At the apex of one swing, staring into the cloudless sky, Ella decided what she should do. After dismounting, she removed her running shoes and socks, left them near the slide, and skipped to her car, arms raised, her body twirling in the breeze.

Ella scampered past her VW Bug into the woods, laughing. She began to sing a melody she’d never heard before, removed her blouse and slacks, then bra and panties as she roamed deeper into the darkness. Ella was free—free to do whatever she wanted.

The roar of the waterfall tickled Ella’s ears, made her laugh again. She ran to the edge of the falls, took several deep breaths, and looked down. A mist covered the pool at the bottom. With giggles circling her head, she leapt toward the foaming water, her arms spread wide, back arched, legs together, toes pointed, just like her diving instructor had taught her. Ella’s mind and body relaxed, she entered the cleansing water.

Three days later a family hiking the valley found Ella’s body draped on a rock.

Wednesday, September 2, 2015

Lady and Wolfman

This story first appeared in Elbow Pads Literary Magazine, Volume IV, Issue II.

Wolfman bayed to the sky whenever someone passed by wearing a suit and tie—like he did a lifetime ago, before the downsizing—and watched Lady amble toward him pushing her possessions in a rusted grocery cart, one wheel drunkenly spinning. No one knew her real name. He wasn’t certain she did after years on the street. But she’d always wanted to be called a lady, so that was the name the street people knew her by.

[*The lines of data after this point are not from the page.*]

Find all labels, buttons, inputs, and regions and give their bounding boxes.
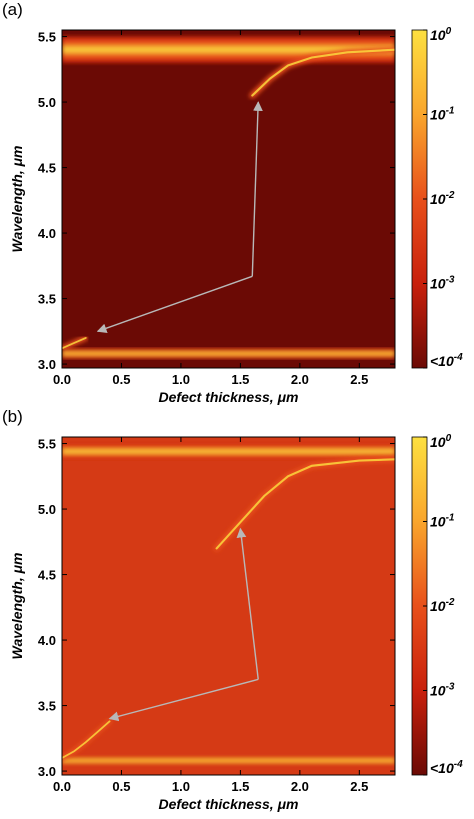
colorbar-tick-label: 10-2 — [430, 190, 455, 207]
y-tick-label: 4.0 — [38, 226, 56, 241]
y-tick-label: 3.0 — [38, 764, 56, 779]
transmission-band — [62, 348, 395, 359]
x-tick-label: 2.5 — [350, 779, 368, 794]
x-tick-label: 1.5 — [231, 779, 249, 794]
defect-mode-lower-curve-core — [62, 720, 111, 759]
x-tick-label: 0.5 — [112, 779, 130, 794]
y-tick-label: 5.0 — [38, 502, 56, 517]
x-tick-label: 0.0 — [53, 779, 71, 794]
colorbar-tick-label: 10-2 — [430, 597, 455, 614]
colorbar-tick-label: 100 — [430, 433, 452, 450]
colorbar-tick-label: 100 — [430, 26, 452, 43]
y-tick-label: 3.5 — [38, 292, 56, 307]
x-axis-title: Defect thickness, μm — [159, 796, 299, 812]
panel-b: (b) 0.0 0.5 1.0 1.5 2.0 2.5 3.0 3.5 4.0 4.5 5.0 5.5… — [0, 407, 474, 814]
panel-a-label: (a) — [2, 0, 23, 19]
transmission-band — [62, 755, 395, 766]
x-tick-label: 1.5 — [231, 372, 249, 387]
y-tick-label: 5.0 — [38, 95, 56, 110]
x-tick-label: 2.5 — [350, 372, 368, 387]
y-tick-label: 4.5 — [38, 568, 56, 583]
x-tick-label: 0.5 — [112, 372, 130, 387]
y-tick-label: 4.0 — [38, 633, 56, 648]
plot-frame — [61, 29, 396, 369]
defect-mode-curve-core — [251, 48, 395, 97]
colorbar-tick-label: 10-3 — [430, 682, 455, 699]
y-tick-label: 5.5 — [38, 30, 56, 45]
y-tick-label: 5.5 — [38, 437, 56, 452]
defect-mode-lower-curve-core — [62, 337, 87, 350]
plot-frame — [61, 436, 396, 776]
heatmap-background — [62, 30, 395, 368]
x-tick-label: 2.0 — [291, 372, 309, 387]
x-axis-title: Defect thickness, μm — [159, 389, 299, 405]
y-tick-label: 4.5 — [38, 161, 56, 176]
y-tick-label: 3.5 — [38, 699, 56, 714]
defect-mode-curve-core — [215, 458, 395, 550]
transmission-band — [62, 443, 395, 460]
transmission-band — [62, 36, 395, 63]
panel-a: (a) 0.0 0.5 1.0 1.5 2.0 2.5 3.0 3.5 4.0 4.5 5.0 5.5… — [0, 0, 474, 407]
colorbar-tick-label: 10-1 — [430, 513, 455, 530]
heatmap-a-svg: 0.0 0.5 1.0 1.5 2.0 2.5 3.0 3.5 4.0 4.5 5.0 5.5 Defe… — [9, 26, 463, 405]
heatmap-b-svg: 0.0 0.5 1.0 1.5 2.0 2.5 3.0 3.5 4.0 4.5 5.0 5.5 Defe… — [9, 433, 463, 812]
y-axis-title: Wavelength, μm — [9, 553, 25, 660]
colorbar-tick-label: 10-3 — [430, 275, 455, 292]
colorbar-tick-label: <10-4 — [430, 352, 463, 369]
x-tick-label: 0.0 — [53, 372, 71, 387]
x-tick-label: 1.0 — [172, 372, 190, 387]
arrow-lower — [108, 678, 259, 722]
heatmap-area — [62, 437, 395, 775]
arrow-lower — [96, 275, 253, 333]
arrow-upper — [251, 101, 263, 277]
y-axis-title: Wavelength, μm — [9, 146, 25, 253]
x-tick-label: 2.0 — [291, 779, 309, 794]
heatmap-background — [62, 437, 395, 775]
arrow-upper — [236, 527, 259, 680]
heatmap-area — [62, 30, 395, 368]
x-tick-label: 1.0 — [172, 779, 190, 794]
colorbar-tick-label: 10-1 — [430, 106, 455, 123]
y-tick-label: 3.0 — [38, 357, 56, 372]
panel-b-label: (b) — [2, 407, 23, 426]
colorbar-tick-label: <10-4 — [430, 759, 463, 776]
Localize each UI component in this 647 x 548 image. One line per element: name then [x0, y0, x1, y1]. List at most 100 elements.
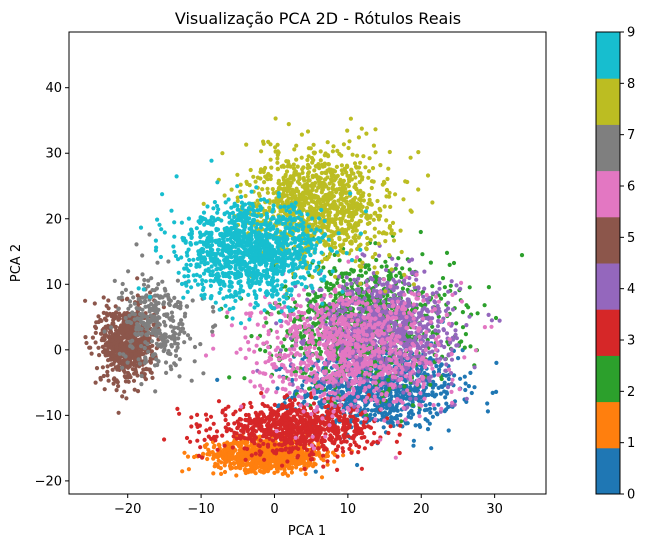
- scatter-point: [272, 402, 277, 407]
- scatter-point: [299, 415, 304, 420]
- scatter-point: [150, 375, 155, 380]
- scatter-point: [260, 434, 266, 439]
- scatter-point: [264, 450, 269, 455]
- scatter-point: [394, 439, 399, 444]
- scatter-point: [243, 417, 248, 422]
- scatter-point: [215, 447, 220, 452]
- scatter-point: [406, 338, 411, 343]
- plot-area: [68, 31, 547, 495]
- scatter-point: [413, 423, 418, 428]
- scatter-point: [291, 423, 296, 428]
- scatter-point: [411, 443, 416, 448]
- scatter-point: [101, 310, 106, 315]
- scatter-point: [428, 410, 433, 415]
- scatter-point: [336, 444, 341, 449]
- scatter-point: [220, 433, 225, 438]
- scatter-point: [294, 441, 300, 446]
- scatter-point: [467, 285, 472, 290]
- scatter-point: [472, 385, 477, 390]
- scatter-point: [444, 331, 450, 336]
- scatter-point: [318, 429, 323, 434]
- scatter-point: [383, 259, 388, 264]
- scatter-point: [216, 399, 222, 404]
- scatter-point: [427, 350, 432, 355]
- scatter-point: [272, 442, 277, 447]
- scatter-point: [302, 461, 307, 466]
- scatter-point: [135, 293, 140, 298]
- scatter-point: [102, 387, 107, 392]
- scatter-point: [387, 403, 392, 408]
- scatter-point: [203, 412, 209, 417]
- scatter-point: [425, 427, 431, 432]
- scatter-point: [455, 343, 460, 348]
- scatter-point: [340, 446, 345, 451]
- scatter-point: [386, 430, 391, 436]
- scatter-point: [310, 464, 316, 469]
- scatter-point: [237, 423, 242, 428]
- scatter-point: [332, 423, 337, 428]
- scatter-point: [446, 289, 451, 294]
- scatter-point: [272, 470, 277, 475]
- scatter-point: [258, 452, 263, 457]
- scatter-point: [410, 403, 415, 408]
- scatter-point: [254, 461, 259, 466]
- scatter-point: [324, 416, 329, 421]
- scatter-point: [350, 396, 355, 401]
- scatter-point: [287, 398, 293, 403]
- scatter-point: [201, 451, 206, 456]
- scatter-point: [327, 286, 332, 291]
- scatter-point: [425, 407, 430, 412]
- scatter-point: [208, 414, 214, 419]
- scatter-point: [466, 384, 471, 389]
- scatter-point: [321, 453, 326, 458]
- scatter-point: [310, 457, 315, 462]
- scatter-point: [431, 370, 436, 375]
- scatter-point: [281, 344, 286, 349]
- scatter-point: [340, 390, 345, 395]
- scatter-point: [132, 387, 137, 392]
- scatter-point: [105, 373, 110, 378]
- scatter-point: [197, 423, 202, 428]
- scatter-point: [261, 441, 266, 446]
- scatter-point: [283, 347, 288, 352]
- scatter-point: [289, 446, 294, 451]
- scatter-point: [294, 445, 299, 450]
- scatter-point: [234, 473, 239, 478]
- scatter-point: [395, 285, 400, 290]
- scatter-point: [463, 381, 468, 386]
- scatter-point: [265, 457, 270, 462]
- scatter-point: [270, 409, 275, 414]
- scatter-point: [292, 397, 297, 402]
- scatter-point: [234, 436, 239, 441]
- scatter-point: [223, 417, 228, 423]
- scatter-point: [439, 376, 444, 382]
- scatter-point: [320, 405, 325, 410]
- scatter-point: [400, 286, 405, 291]
- scatter-point: [215, 377, 220, 382]
- scatter-point: [216, 451, 221, 456]
- scatter-point: [373, 408, 378, 413]
- scatter-point: [463, 387, 468, 393]
- scatter-point: [434, 364, 439, 369]
- scatter-point: [416, 286, 421, 291]
- scatter-point: [302, 466, 307, 471]
- scatter-point: [485, 409, 490, 414]
- scatter-point: [427, 401, 432, 407]
- scatter-point: [367, 267, 372, 272]
- scatter-point: [278, 447, 283, 452]
- scatter-point: [284, 425, 289, 431]
- scatter-point: [438, 363, 443, 368]
- scatter-point: [407, 259, 412, 264]
- scatter-point: [325, 459, 330, 464]
- scatter-point: [258, 347, 263, 352]
- scatter-point: [433, 328, 438, 333]
- scatter-point: [294, 409, 299, 414]
- scatter-point: [243, 457, 248, 462]
- scatter-point: [365, 378, 370, 383]
- scatter-point: [285, 459, 290, 464]
- scatter-point: [100, 365, 105, 370]
- scatter-point: [353, 419, 358, 424]
- scatter-point: [428, 260, 433, 265]
- scatter-point: [313, 469, 318, 474]
- scatter-point: [312, 424, 317, 429]
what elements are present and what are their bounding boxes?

Most folks wouldn’t find her beautiful, with oily, salt and pepper hair stuck to her cheeks, a faded blue coat, and a face permanently etched with a scowl. Wolfman saw beyond all that. She was the one who came to his aid after another binge with a bottle of Jack could have put him in the hospital. The one who sat with him in his box, helped him sober up, convinced him alcohol was the enemy. The one who hosted their personal AA meetings.

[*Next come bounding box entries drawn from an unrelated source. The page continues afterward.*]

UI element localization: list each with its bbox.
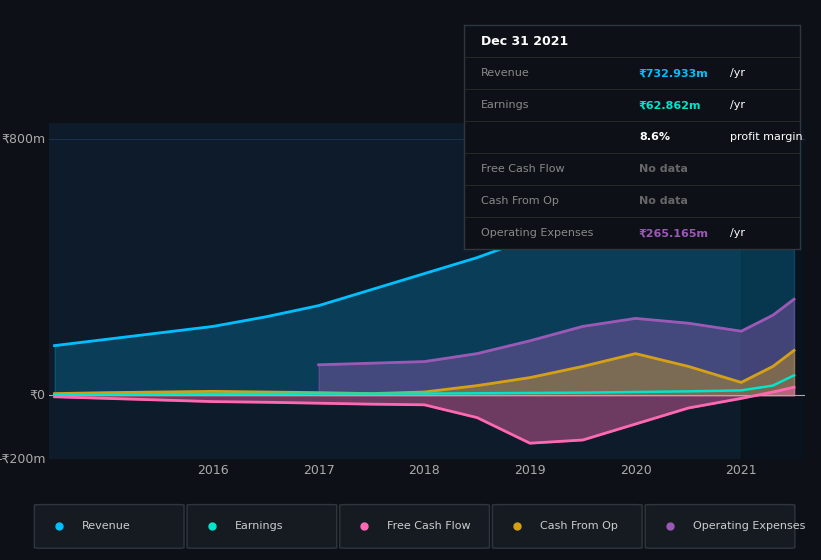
FancyBboxPatch shape bbox=[34, 505, 184, 548]
Text: Free Cash Flow: Free Cash Flow bbox=[481, 164, 564, 174]
Text: No data: No data bbox=[639, 164, 688, 174]
FancyBboxPatch shape bbox=[645, 505, 795, 548]
Text: No data: No data bbox=[639, 196, 688, 206]
FancyBboxPatch shape bbox=[493, 505, 642, 548]
Text: ₹62.862m: ₹62.862m bbox=[639, 100, 701, 110]
Text: /yr: /yr bbox=[730, 68, 745, 78]
Text: ₹0: ₹0 bbox=[30, 389, 45, 402]
Text: /yr: /yr bbox=[730, 100, 745, 110]
Text: 8.6%: 8.6% bbox=[639, 132, 670, 142]
Text: ₹732.933m: ₹732.933m bbox=[639, 68, 709, 78]
Text: Free Cash Flow: Free Cash Flow bbox=[388, 521, 470, 531]
Text: -₹200m: -₹200m bbox=[0, 452, 45, 466]
Text: ₹800m: ₹800m bbox=[2, 133, 45, 146]
Text: Earnings: Earnings bbox=[235, 521, 283, 531]
FancyBboxPatch shape bbox=[340, 505, 489, 548]
Text: ₹265.165m: ₹265.165m bbox=[639, 228, 709, 238]
Text: Revenue: Revenue bbox=[82, 521, 131, 531]
Text: Dec 31 2021: Dec 31 2021 bbox=[481, 35, 568, 48]
Text: Cash From Op: Cash From Op bbox=[481, 196, 558, 206]
Text: Revenue: Revenue bbox=[481, 68, 530, 78]
FancyBboxPatch shape bbox=[187, 505, 337, 548]
Bar bbox=[741, 123, 805, 459]
Text: Operating Expenses: Operating Expenses bbox=[481, 228, 593, 238]
Text: Cash From Op: Cash From Op bbox=[540, 521, 617, 531]
Text: profit margin: profit margin bbox=[730, 132, 802, 142]
Text: Operating Expenses: Operating Expenses bbox=[693, 521, 805, 531]
Text: Earnings: Earnings bbox=[481, 100, 530, 110]
Text: /yr: /yr bbox=[730, 228, 745, 238]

He stood as she approached, reached out to her, kissed her on the cheek. She hrumphed him away with a sweep of her hand. Her face remained the same, but Wolfman noticed a sparkle in her eyes. She was almost alive again. And so was he.

Sunday, August 2, 2015

Family

First published at Postcard Poems and Prose.

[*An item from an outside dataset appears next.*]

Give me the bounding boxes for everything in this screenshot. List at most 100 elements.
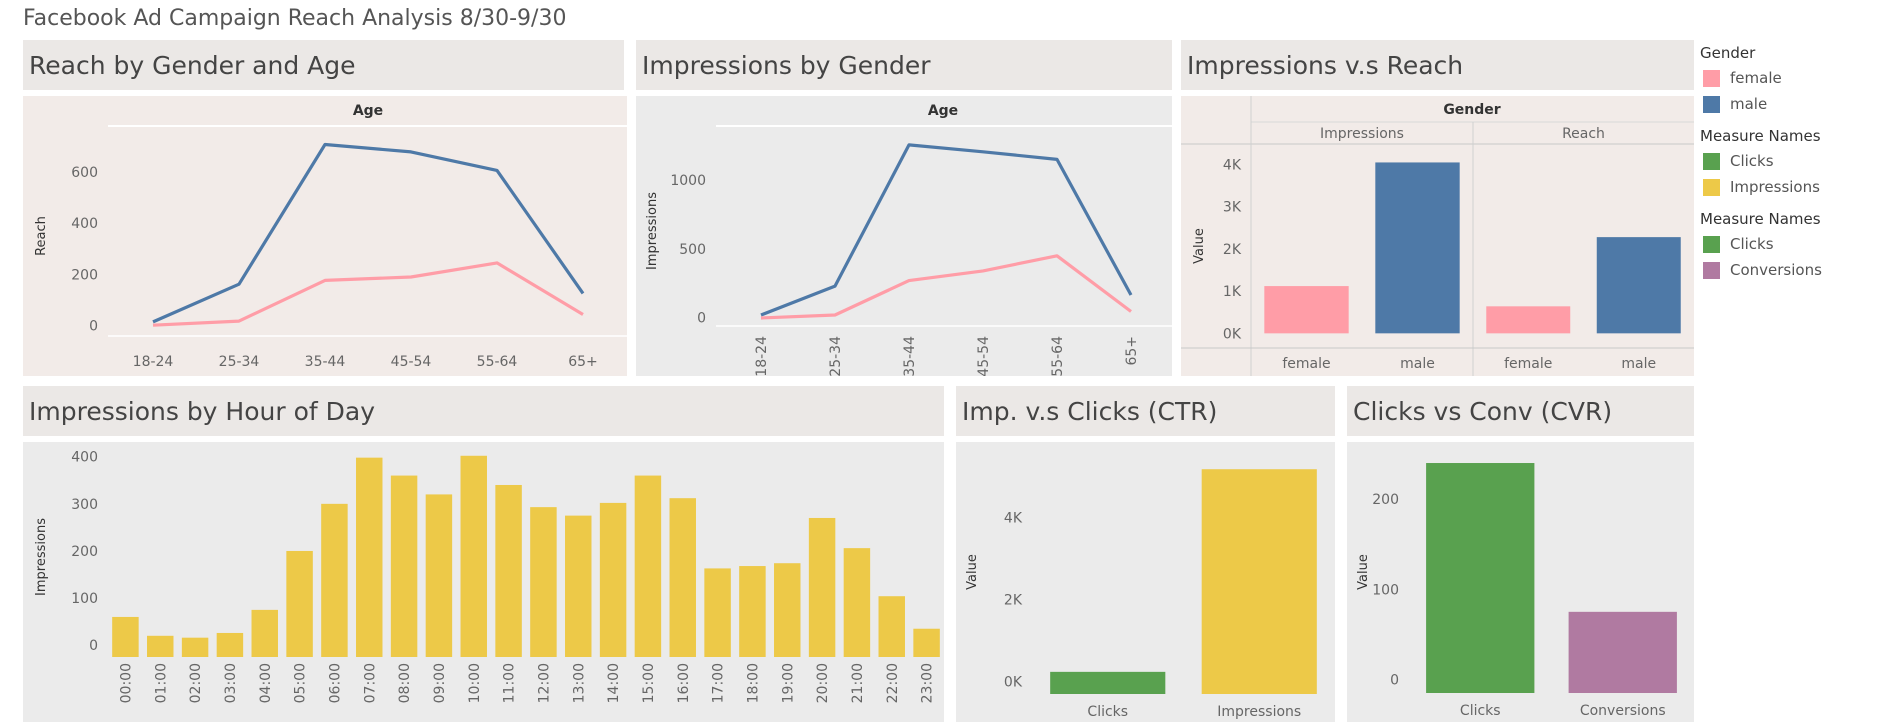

Daddy wore latex under his robe while delivering his rhapsodic sermons to unsuspecting congregants. He preferred Spandex when he and Momma participated in the local circus’ coed mud wrestling league. They were both daft, tromping to their own piper, but we loved them anyway. Wasn’t that how God wanted it?

Tuesday, June 30, 2015

The Woven Tale Press Publishes Five Stories

I’m thrilled that five of my 55 word stories appear in the current issue of The Woven Tale Press. Here’s a blurb from the zine. "The Woven Tale Press is a monthly culling of the creative Web, exhibiting the artful and innovative." What makes this special is that the editors approached me asking permission to include my pieces. Thanks to Editor-in-Chief Sandra Tyler.





Sunday, June 28, 2015

Two Stories Inspired by One Prompt



This week's prompt words inspired two pieces. One is 55 words, the other isn't. :)

***
Miscellaneous cuss words escaped Mary’s mouth as we drove by Chick’s Roadhouse, with its neon girly sign. She took a bite of cucumber, said they were all going to Hell. Sweaty hands on the steering wheel, I watched her take another bite, got excited, briefly, wondered when she’d find out I was a sinner, too. (55 words)

***

Mary’s face lit up like the neon sign over at Chick’s Roadhouse, the one with the pasties flashing in red, white and blue.

“You remembered!”

I waited, hands sweaty.

“It’s shaped like a cucumber but . . .” Mary stared at me, eyes wide. “My sister put you up to this, didn’t she?”

“If you turn the end, it vibrates.”

A mixture of miscellaneous cuss words and giggles spewed from Mary’s mouth. “You know, Frank, I may not need you anymore,” she said, smiling and waving the pink toy in a circle.


Prompt words: roadhouse, cucumber, sweaty, miscellaneous, neon.